Excepting herself, who kept to the shadows of the girders, hands in pockets, and

watched things proceeding. She inhaled the icy, oil-scented air, watched the

pale gray monitor up on top of the pump control box ticking away the numbers,

and felt alive for a while.

The whole dock thundered to the sound of the grapples going out, hydraulics

screamed and squealed, the boom groaned, and finally the crash of contact

carried back down the arms, right through the deck plating and up into an

onlooker's bones.

Soft dock, considering the tiny size of the Thule docking cone and the tinsel

thinness of little Thule's outer wall: damn ticklish maneuver, another reason

the dock was generally vacant. There was the remote chance of a bump breaching

the wall. But there was equally well a chance of a pump blowing under the load

or God knew what else, a dozen ways to get blown to hell and gone anywhere on

Thule. Today it failed to matter. She thought that she could, perhaps, a major

perhaps, go the round of vending machines and buy up food enough and stash it

here and there in the crannies of Thule docks, maybe go to cover if somebody got

onto what was in Ritter-man's bedroom. She could just ignore this ship, wait it

out and hope to talk her way onto Mary Gold when and if she came. That was the

hole card she kept for herself, if Loki was what she was afraid it was.

But Mary Gold had become a small chance, a nothing chance with too many risks of

its own.

She waited, she waited two hours until little Thule got its seal problem

corrected and got Loki snugged in and safe. She stood there very glad of

Ritterman's castoffs under the jumpsuit, made as it had been for dockside chill:

breath still frosted and exposed skin went numb, and she kept her hands in her

pockets. Ice patched the corrugated decking, and the leaky seal that was

dripping water at the gantry-top was going to breed one helluva icicle in five

days' dock time.

Finally the tube went into place, the hatch whined and boomed open, letting out

a light touch of warmer, different air, a little pressure release; and of course

it was the customs man first up the ramp.

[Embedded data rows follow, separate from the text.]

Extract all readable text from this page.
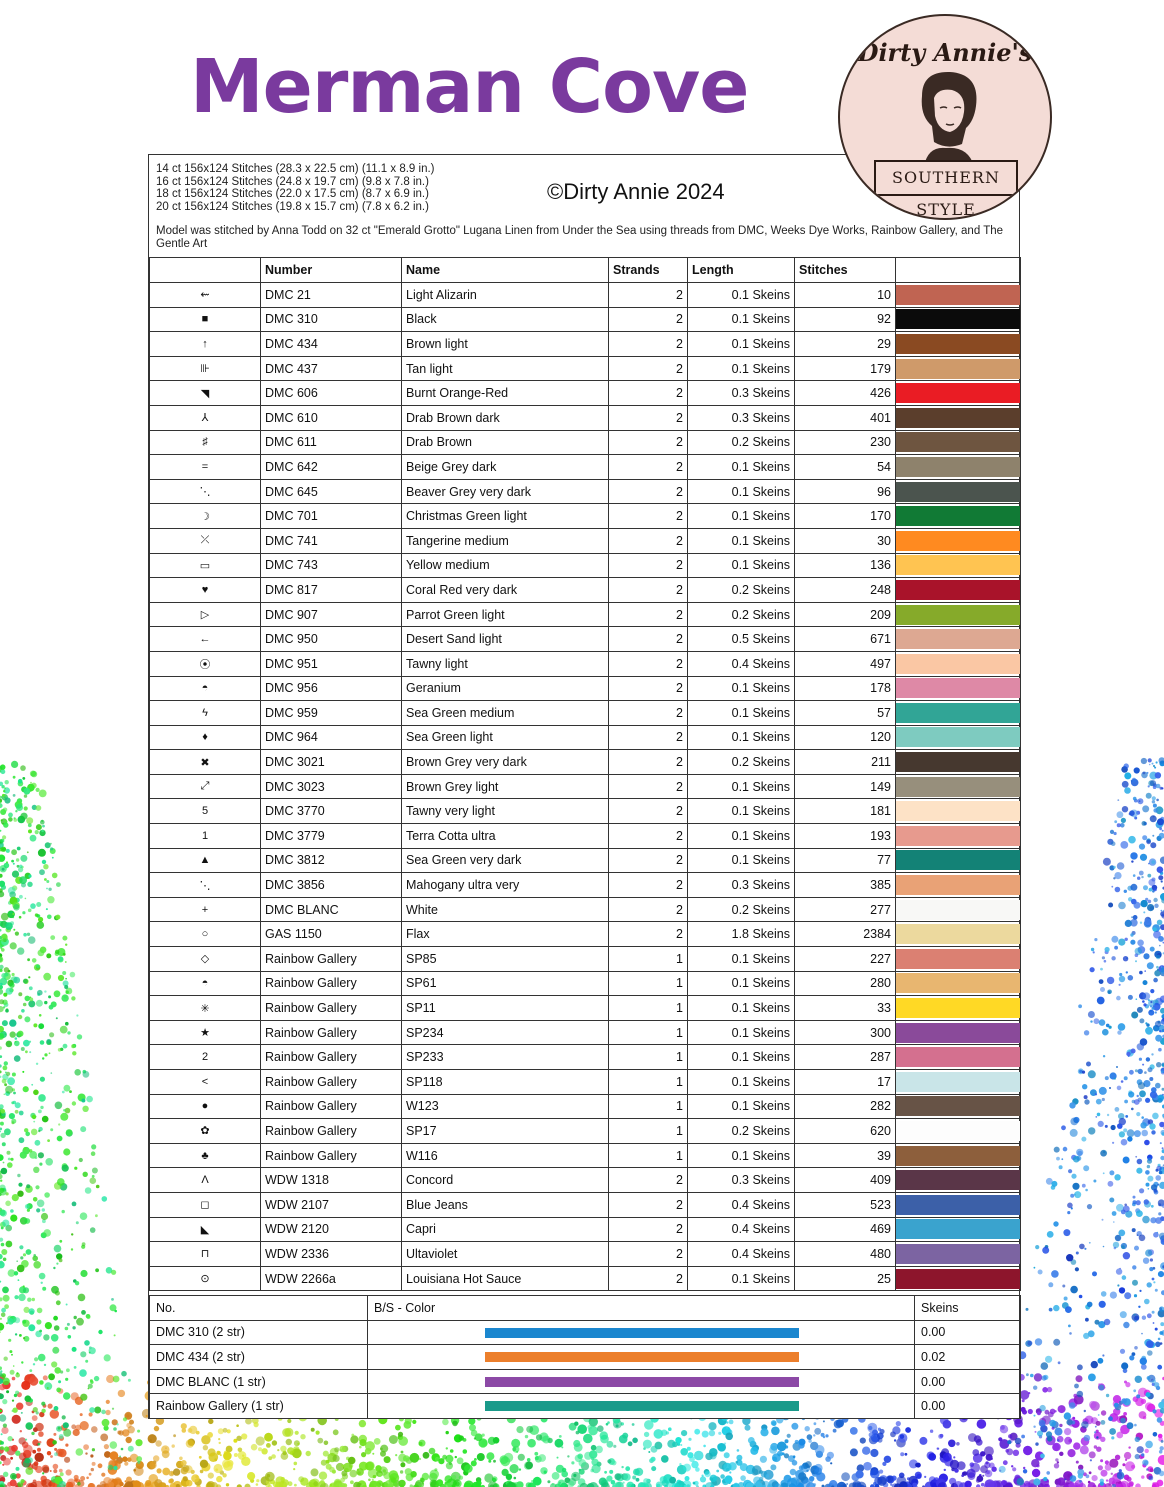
Merman Cove	Dirty Annie's
SOUTHERN STYLE
14 ct 156x124 Stitches (28.3 x 22.5 cm) (11.1 x 8.9 in.)
16 ct 156x124 Stitches (24.8 x 19.7 cm) (9.8 x 7.8 in.)
18 ct 156x124 Stitches (22.0 x 17.5 cm) (8.7 x 6.9 in.)
20 ct 156x124 Stitches (19.8 x 15.7 cm) (7.8 x 6.2 in.)
©Dirty Annie 2024
Model was stitched by Anna Todd on 32 ct "Emerald Grotto" Lugana Linen from Under the Sea using threads from DMC, Weeks Dye Works, Rainbow Gallery, and The Gentle Art
	Number	Name	Strands	Length	Stitches	
⇜	DMC 21	Light Alizarin	2	0.1 Skeins	10	

■	DMC 310	Black	2	0.1 Skeins	92	

↑	DMC 434	Brown light	2	0.1 Skeins	29	

⊪	DMC 437	Tan light	2	0.1 Skeins	179	

◥	DMC 606	Burnt Orange-Red	2	0.3 Skeins	426	

⅄	DMC 610	Drab Brown dark	2	0.3 Skeins	401	

♯	DMC 611	Drab Brown	2	0.2 Skeins	230	

=	DMC 642	Beige Grey dark	2	0.1 Skeins	54	

⋱	DMC 645	Beaver Grey very dark	2	0.1 Skeins	96	

☽	DMC 701	Christmas Green light	2	0.1 Skeins	170	

⤫	DMC 741	Tangerine medium	2	0.1 Skeins	30	

▭	DMC 743	Yellow medium	2	0.1 Skeins	136	

♥	DMC 817	Coral Red very dark	2	0.2 Skeins	248	

▷	DMC 907	Parrot Green light	2	0.2 Skeins	209	

←	DMC 950	Desert Sand light	2	0.5 Skeins	671	

⦿	DMC 951	Tawny light	2	0.4 Skeins	497	

◓	DMC 956	Geranium	2	0.1 Skeins	178	

ϟ	DMC 959	Sea Green medium	2	0.1 Skeins	57	

♦	DMC 964	Sea Green light	2	0.1 Skeins	120	

✖	DMC 3021	Brown Grey very dark	2	0.2 Skeins	211	

⤢	DMC 3023	Brown Grey light	2	0.1 Skeins	149	

5	DMC 3770	Tawny very light	2	0.1 Skeins	181	

1	DMC 3779	Terra Cotta ultra	2	0.1 Skeins	193	

▲	DMC 3812	Sea Green very dark	2	0.1 Skeins	77	

⋱	DMC 3856	Mahogany ultra very	2	0.3 Skeins	385	

+	DMC BLANC	White	2	0.2 Skeins	277	

○	GAS 1150	Flax	2	1.8 Skeins	2384	

◇	Rainbow Gallery	SP85	1	0.1 Skeins	227	

◓	Rainbow Gallery	SP61	1	0.1 Skeins	280	

✳	Rainbow Gallery	SP11	1	0.1 Skeins	33	

★	Rainbow Gallery	SP234	1	0.1 Skeins	300	

2	Rainbow Gallery	SP233	1	0.1 Skeins	287	

<	Rainbow Gallery	SP118	1	0.1 Skeins	17	

●	Rainbow Gallery	W123	1	0.1 Skeins	282	

✿	Rainbow Gallery	SP17	1	0.2 Skeins	620	

♣	Rainbow Gallery	W116	1	0.1 Skeins	39	

Λ	WDW 1318	Concord	2	0.3 Skeins	409	

◻	WDW 2107	Blue Jeans	2	0.4 Skeins	523	

◣	WDW 2120	Capri	2	0.4 Skeins	469	

⊓	WDW 2336	Ultaviolet	2	0.4 Skeins	480	

⊙	WDW 2266a	Louisiana Hot Sauce	2	0.1 Skeins	25	
No.	B/S - Color	Skeins
DMC 310 (2 str)		0.00
DMC 434 (2 str)		0.02
DMC BLANC (1 str)		0.00
Rainbow Gallery (1 str)		0.00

She found a place to sit in the vee of a girder, cold as it was, she sat and she

watched, and finally the customs man came out again.

She shivered, she felt—God, a sense of belonging to something again, just being

perched out here freezing her backside, like a dozen other sit-and-waits she

remembered. And it was damn foolish even to start thinking that way. It was

suicidal.

But she wasn't scared, not beyond a flutter in the gut which was her common

sense and the uncertainty of the situation; she wasn't scared, she was just

waiting to risk her neck, that was all, she thought about where she'd been and

where she could go, and it was all still remote from here.

She heard the inside lock open again, heard someone coming. Two of the crew this

time, in nondescript, not military. Her heart beat faster and faster as she

watched them meet with the dock-chief, all the slow talk that usually went on.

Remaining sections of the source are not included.